Jessy Howe im Interview
Tatjana Zilg

Rund um den Flughafen Tempelhof rockte und swingte es Anfang September 2010 gewaltig. AVIVA-Berlin nutzte die Gelegenheit und traf während der Popkomm die Sängerin Jessy Howe von The Raveners zu ...




... einem Gespräch über die Vor- und Nachteile des Musikerinnenseins in virtuellen Zeiten, über die Schnittmenge von Swing und Rock, über das Live-Spielen und ihre Debüt-CD "Ravenous".

AVIVA-Berlin: Ihr kommt auf der Bühne und von CD sehr energiegeladen herüber. Wo nehmt Ihr all die Energie her, die Ihr auf der Bühne ausstrahlt?
Jessy Howe: Der Kern der Band besteht aus dem Gitarristen und Produzenten Chris Muzik, dem Bassisten Géza Burghardt und mir selbst. Wir haben eine sehr ambivalente Beziehung untereinander. Chris und ich sind manchmal wie zwei Zwillingsschwestern, wir streiten, lieben einander und streiten wieder. Geza sorgt dann immer dafür, dass wir uns wieder versöhnen. Eigentlich wollen wir extrovertiert und leicht aggressiv sein, nicht introvertiert. Aber im positiven Sinn. Zu unserer Lebendigkeit bei den Bühnenauftritten trägt die positive Streitkultur innerhalb der Band viel bei.

AVIVA-Berlin: Ihr beschreibt Eure Musik auf Myspace selbst als eine Mischung aus Swing und Rock. Wie ist die Idee entstanden, diese beiden teils doch eher konträren Musikstile miteinander zu verbinden?
Jessy Howe: Es gibt einige Titel, in die wir Elemente aus den 30er Jahren integrieren. Als wir im Jahr 2007 die Band gegründet haben, arbeiteten wir viel mit Jazz-Elementen, auch ein wenig beeinflusst von Billie Holiday. Dann wurde es mehr und mehr rockig. Die Single "You gotta swing" spiegelt gut, was wir unter Swing Rock verstehen. Die rockigen Einflüsse sind da schon sehr kräftig.

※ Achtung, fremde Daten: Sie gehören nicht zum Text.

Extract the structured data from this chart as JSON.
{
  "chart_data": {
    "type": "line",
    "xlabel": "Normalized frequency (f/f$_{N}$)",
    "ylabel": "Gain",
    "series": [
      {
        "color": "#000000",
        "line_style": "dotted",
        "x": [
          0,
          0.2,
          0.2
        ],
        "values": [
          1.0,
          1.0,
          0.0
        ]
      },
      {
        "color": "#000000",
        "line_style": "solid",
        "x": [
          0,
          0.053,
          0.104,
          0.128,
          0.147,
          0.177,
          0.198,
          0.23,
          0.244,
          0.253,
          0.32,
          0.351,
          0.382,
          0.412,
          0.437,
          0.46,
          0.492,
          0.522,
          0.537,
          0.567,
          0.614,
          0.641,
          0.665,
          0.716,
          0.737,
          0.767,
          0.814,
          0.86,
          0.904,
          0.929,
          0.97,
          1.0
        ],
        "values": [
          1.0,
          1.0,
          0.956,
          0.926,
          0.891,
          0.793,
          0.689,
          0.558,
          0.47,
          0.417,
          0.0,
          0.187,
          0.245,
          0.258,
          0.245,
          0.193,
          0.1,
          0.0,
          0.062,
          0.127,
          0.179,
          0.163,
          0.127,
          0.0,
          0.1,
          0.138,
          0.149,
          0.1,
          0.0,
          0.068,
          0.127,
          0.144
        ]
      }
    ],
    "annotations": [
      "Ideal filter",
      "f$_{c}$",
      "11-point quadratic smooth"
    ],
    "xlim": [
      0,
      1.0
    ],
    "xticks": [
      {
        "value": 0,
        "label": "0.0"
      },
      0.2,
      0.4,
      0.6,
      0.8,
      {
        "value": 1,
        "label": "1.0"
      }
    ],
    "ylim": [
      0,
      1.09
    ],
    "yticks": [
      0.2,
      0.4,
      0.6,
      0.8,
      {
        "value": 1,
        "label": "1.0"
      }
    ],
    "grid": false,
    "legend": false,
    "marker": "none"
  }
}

AVIVA-Berlin: Woher kommt Euer Interesse am Swing? Ist das ein Musikstil, den ihr persönlich mögt? Woraus ist die Idee entstanden, mit diesen Stil zu spielen?
Jessy Howe: Der Anlass dazu war vor allem meine Stimme. Ich habe viel Swing in der Stimme und einen gewissen Hang zur nostalgischen Romantik. Meine Stimme erinnert oft an die Art der Sängerinnen der 30er Jahre. Ich habe selbst mit Jazz und Blues angefangen.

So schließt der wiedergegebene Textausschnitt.